Lembre-se que entre o final do ano passado e o início deste ano, a maioria das organizações de trabalhadores, indígenas e camponeses que compõem o Movimento al socialismo (MAS) pediu que o ex-chanceler David Choquehuanca fosse eleito como candidato, mas que Morales conseguiu que Arce mantivesse a candidatura desde seu asilo em Buenos Aires.

Morales também foi nomeado gerente de campanha em massa durante esta temporada eleitoral, mas Mayorga indica que na prática ele não desempenhava esse papel.

O especialista afirma, por outro lado, que este partido mostrou que não é exclusivamente dependente de Morales.
"Não é um movimento político que depende apenas de seu líder carismático. Seus partidos opositores achavam que sem ele no país ou na disputa, a disputa seria sozinha entre eles. Eles não conseguiram e por isso foram divididos", diz o analista.

Dulón, por sua vez, diz que é claro que o ex-representante tem dificuldade em ficar de fora e que terá sua participação no futuro virtual do governo. "Ele não vai se demitir. Como em todos os partidos políticos haverá facções e uma delas será a de Morales. Sempre haverá frentes diferentes e tenho certeza que ele será o líder de uma delas", diz.

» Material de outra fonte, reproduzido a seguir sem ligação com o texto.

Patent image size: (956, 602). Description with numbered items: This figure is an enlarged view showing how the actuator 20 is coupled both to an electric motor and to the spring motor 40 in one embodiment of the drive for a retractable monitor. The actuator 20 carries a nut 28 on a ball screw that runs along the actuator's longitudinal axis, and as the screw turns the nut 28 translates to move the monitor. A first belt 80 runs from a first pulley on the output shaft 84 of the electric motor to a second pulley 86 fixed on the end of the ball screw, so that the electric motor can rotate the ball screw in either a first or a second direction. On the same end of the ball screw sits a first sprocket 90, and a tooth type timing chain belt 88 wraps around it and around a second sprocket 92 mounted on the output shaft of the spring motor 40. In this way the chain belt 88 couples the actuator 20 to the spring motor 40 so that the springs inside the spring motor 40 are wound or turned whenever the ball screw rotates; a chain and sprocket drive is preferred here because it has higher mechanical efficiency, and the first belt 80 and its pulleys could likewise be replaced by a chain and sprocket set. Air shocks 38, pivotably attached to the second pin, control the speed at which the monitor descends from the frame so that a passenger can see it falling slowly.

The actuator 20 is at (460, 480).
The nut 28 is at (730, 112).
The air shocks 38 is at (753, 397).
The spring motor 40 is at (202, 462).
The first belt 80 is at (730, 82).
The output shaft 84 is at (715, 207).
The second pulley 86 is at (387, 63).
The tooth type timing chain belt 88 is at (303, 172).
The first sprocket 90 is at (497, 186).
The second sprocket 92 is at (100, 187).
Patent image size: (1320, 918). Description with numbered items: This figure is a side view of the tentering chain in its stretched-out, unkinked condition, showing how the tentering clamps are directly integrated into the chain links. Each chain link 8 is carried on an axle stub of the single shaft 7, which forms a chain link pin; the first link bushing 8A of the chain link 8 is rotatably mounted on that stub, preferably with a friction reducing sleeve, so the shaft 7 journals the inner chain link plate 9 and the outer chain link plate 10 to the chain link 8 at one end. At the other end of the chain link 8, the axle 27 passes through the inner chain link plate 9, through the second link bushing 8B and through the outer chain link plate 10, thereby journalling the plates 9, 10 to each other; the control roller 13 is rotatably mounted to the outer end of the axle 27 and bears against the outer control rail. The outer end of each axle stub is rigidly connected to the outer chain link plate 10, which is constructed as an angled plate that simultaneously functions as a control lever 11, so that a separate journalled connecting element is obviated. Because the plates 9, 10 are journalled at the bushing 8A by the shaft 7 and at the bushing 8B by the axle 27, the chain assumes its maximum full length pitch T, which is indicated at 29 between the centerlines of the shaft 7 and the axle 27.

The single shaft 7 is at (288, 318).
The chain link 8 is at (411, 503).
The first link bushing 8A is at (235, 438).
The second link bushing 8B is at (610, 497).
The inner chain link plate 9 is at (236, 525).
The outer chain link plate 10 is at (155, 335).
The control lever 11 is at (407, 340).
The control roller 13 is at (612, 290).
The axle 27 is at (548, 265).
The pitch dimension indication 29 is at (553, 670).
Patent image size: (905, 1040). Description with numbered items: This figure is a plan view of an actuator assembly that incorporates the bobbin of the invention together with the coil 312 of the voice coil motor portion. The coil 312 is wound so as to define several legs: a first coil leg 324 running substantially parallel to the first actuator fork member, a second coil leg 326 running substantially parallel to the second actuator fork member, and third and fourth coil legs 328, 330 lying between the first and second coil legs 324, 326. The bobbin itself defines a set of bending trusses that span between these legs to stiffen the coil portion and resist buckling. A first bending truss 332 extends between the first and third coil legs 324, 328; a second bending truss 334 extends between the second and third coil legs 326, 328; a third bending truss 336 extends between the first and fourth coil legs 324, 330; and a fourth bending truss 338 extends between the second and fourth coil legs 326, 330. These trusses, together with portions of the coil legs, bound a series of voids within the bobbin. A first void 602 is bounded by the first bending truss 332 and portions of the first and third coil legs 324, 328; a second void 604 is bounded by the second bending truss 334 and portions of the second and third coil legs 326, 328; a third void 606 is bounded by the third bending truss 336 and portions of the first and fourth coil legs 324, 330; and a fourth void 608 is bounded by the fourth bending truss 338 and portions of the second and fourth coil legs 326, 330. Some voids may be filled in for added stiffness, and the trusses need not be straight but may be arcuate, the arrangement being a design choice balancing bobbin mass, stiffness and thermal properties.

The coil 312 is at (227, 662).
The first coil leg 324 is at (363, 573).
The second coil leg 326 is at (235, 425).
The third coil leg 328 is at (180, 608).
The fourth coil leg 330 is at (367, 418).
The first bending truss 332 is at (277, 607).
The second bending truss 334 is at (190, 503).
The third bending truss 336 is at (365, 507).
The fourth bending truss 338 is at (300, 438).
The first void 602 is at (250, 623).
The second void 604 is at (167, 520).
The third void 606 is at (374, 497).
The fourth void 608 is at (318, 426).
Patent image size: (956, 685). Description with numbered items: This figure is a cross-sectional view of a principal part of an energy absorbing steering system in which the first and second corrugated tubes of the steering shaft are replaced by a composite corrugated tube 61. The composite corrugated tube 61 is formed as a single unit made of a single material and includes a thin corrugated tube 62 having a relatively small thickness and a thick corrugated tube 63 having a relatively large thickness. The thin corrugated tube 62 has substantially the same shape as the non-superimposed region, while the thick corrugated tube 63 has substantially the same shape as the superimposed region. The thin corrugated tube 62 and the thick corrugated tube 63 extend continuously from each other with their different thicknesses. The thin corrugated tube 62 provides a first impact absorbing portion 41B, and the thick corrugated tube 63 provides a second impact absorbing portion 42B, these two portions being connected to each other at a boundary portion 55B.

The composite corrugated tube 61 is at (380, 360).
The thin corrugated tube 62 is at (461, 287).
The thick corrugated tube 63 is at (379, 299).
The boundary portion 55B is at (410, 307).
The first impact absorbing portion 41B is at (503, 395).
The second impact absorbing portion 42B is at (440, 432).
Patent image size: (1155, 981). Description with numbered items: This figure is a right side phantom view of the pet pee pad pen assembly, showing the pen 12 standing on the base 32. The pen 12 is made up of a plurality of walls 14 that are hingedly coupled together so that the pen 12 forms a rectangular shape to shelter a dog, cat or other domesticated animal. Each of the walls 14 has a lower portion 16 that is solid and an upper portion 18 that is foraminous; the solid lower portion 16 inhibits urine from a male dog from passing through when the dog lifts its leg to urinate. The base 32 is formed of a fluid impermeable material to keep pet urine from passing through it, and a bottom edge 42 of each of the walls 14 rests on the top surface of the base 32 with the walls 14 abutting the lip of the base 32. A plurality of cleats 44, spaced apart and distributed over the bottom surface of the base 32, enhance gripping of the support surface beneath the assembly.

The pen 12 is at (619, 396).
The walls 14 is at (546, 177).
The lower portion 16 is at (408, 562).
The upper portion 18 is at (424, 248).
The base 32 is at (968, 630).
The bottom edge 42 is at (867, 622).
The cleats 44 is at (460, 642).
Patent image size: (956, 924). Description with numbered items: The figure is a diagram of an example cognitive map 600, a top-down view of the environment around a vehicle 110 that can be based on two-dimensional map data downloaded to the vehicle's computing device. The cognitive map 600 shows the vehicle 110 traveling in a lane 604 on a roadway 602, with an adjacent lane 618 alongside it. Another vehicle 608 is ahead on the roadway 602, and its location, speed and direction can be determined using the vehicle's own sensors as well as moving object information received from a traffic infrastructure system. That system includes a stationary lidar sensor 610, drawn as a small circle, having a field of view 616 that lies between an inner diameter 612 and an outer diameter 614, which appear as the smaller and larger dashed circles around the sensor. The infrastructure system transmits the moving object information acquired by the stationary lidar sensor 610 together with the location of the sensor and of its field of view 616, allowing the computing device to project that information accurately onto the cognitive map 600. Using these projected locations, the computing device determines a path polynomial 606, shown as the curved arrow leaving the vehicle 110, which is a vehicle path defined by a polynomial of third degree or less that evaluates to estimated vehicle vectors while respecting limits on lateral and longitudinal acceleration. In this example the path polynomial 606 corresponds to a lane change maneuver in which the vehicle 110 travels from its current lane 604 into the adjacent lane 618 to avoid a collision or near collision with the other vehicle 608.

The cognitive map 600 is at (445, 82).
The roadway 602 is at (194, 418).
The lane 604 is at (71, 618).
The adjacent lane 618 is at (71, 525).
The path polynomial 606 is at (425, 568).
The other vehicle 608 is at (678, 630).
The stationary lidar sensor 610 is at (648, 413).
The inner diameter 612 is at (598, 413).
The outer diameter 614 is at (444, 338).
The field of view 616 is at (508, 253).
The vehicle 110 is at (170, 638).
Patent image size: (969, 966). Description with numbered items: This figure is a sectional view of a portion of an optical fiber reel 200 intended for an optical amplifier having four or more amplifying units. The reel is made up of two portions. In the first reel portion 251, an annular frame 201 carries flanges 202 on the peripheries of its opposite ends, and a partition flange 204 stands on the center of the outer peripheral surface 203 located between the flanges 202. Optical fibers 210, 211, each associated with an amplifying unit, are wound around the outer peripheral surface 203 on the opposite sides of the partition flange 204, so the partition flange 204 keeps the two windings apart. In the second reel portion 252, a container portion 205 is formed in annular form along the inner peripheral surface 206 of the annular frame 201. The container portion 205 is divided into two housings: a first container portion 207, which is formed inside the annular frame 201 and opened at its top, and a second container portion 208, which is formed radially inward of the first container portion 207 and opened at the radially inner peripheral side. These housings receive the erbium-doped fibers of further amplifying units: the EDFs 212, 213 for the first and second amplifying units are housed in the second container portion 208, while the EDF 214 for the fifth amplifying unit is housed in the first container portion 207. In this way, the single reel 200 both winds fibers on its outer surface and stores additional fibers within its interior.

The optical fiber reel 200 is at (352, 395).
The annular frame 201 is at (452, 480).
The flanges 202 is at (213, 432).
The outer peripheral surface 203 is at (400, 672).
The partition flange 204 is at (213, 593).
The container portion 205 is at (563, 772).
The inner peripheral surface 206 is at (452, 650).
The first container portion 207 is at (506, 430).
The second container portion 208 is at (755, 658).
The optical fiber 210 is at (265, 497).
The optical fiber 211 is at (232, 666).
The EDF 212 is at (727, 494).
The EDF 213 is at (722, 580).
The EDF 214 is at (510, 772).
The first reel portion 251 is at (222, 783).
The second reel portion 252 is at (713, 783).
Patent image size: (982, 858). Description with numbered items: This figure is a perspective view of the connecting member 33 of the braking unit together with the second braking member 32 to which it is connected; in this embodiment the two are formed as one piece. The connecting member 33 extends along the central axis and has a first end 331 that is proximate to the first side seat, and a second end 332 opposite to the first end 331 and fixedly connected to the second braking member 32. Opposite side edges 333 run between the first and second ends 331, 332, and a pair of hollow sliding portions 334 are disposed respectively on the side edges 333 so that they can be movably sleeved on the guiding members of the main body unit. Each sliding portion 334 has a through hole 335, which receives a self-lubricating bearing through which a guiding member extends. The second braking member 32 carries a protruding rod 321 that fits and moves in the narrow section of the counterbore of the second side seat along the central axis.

Evo já declarou que seu retorno a Bolívia é uma questão de tempo. Foto: El Deber

Dulón observa, no entanto, que o ambiente do ex-presidente não desfrutará mais dos privilégios que teve durante os últimos quase 14 anos de mandato porque a correlação de forças dentro do MAS mudou.

Eduardo Gamarra, cientista político da Universidade Internacional da Flórida (EUA), também acredita que a carreira política de Evo Morales não acabou. "Evo tem 60 anos, politicamente falando ele ainda é jovem e é uma pessoa com todas as características desses líderes latino-americanos que se acreditam indispensáveis. Esse é um grande risco para o MAS e seu projeto de longo prazo", explica.

O professor diz que no último ano houve tensão dentro do MAS pelo papel que Morales desempenhou na eleição. "Poucas pessoas vão tentar substituir Evo do seu papel, mas acho que vão tentar deixá-lo como um líder histórico e não se tornar um fator de divisão porque governar a Bolívia vai ser complicado e mais complicado com a crise", diz ele.

Ele conclui que este partido, "se o fizer de forma inteligente", tentará manter o ex-presidente como uma figura política e governar pragmaticamente ao mesmo tempo. Enquanto isso, da Argentina, Evo Morales vem tuitando mensagens de celebração desde que a vitória foi aprendida e compartilhando os parabéns que diferentes líderes e personalidades emitem para ele, Arce e seu partido.
E não levou 24 horas para afirmar que seu retorno é uma "questão de tempo".

O binômio

Analistas consultados pela BBC Mundo não deixam virtualmente eleito o vice-presidente David Choquehuancafora da equação.
Destacam sua capacidade de articular os setores sociais da região andina da Bolívia, mas, acima de tudo, ressaltam que conseguiu evitar a fratura do partido no pior momento de crise após a saída de Evo Morales.

Sua participação na fórmula, eles apontam, permitiu que o MAS recuperasse a liderança em áreas onde ele havia perdido apoio.
Embora o reivindicassem como candidato principal, ele assumiu a indicação à vice-presidência e reuniu diferentes setores sob o lema "se dividirmos, perdemos".

E Luis Arce sempre correu para apontar que ele era um dos ministros com os quais manteve a melhor relação durante o "evismo".
Assim como ele agora não hesita em fazer diferenças com o líder do seu partido. "Eu não sou Evo", ele repete uma e outra vez.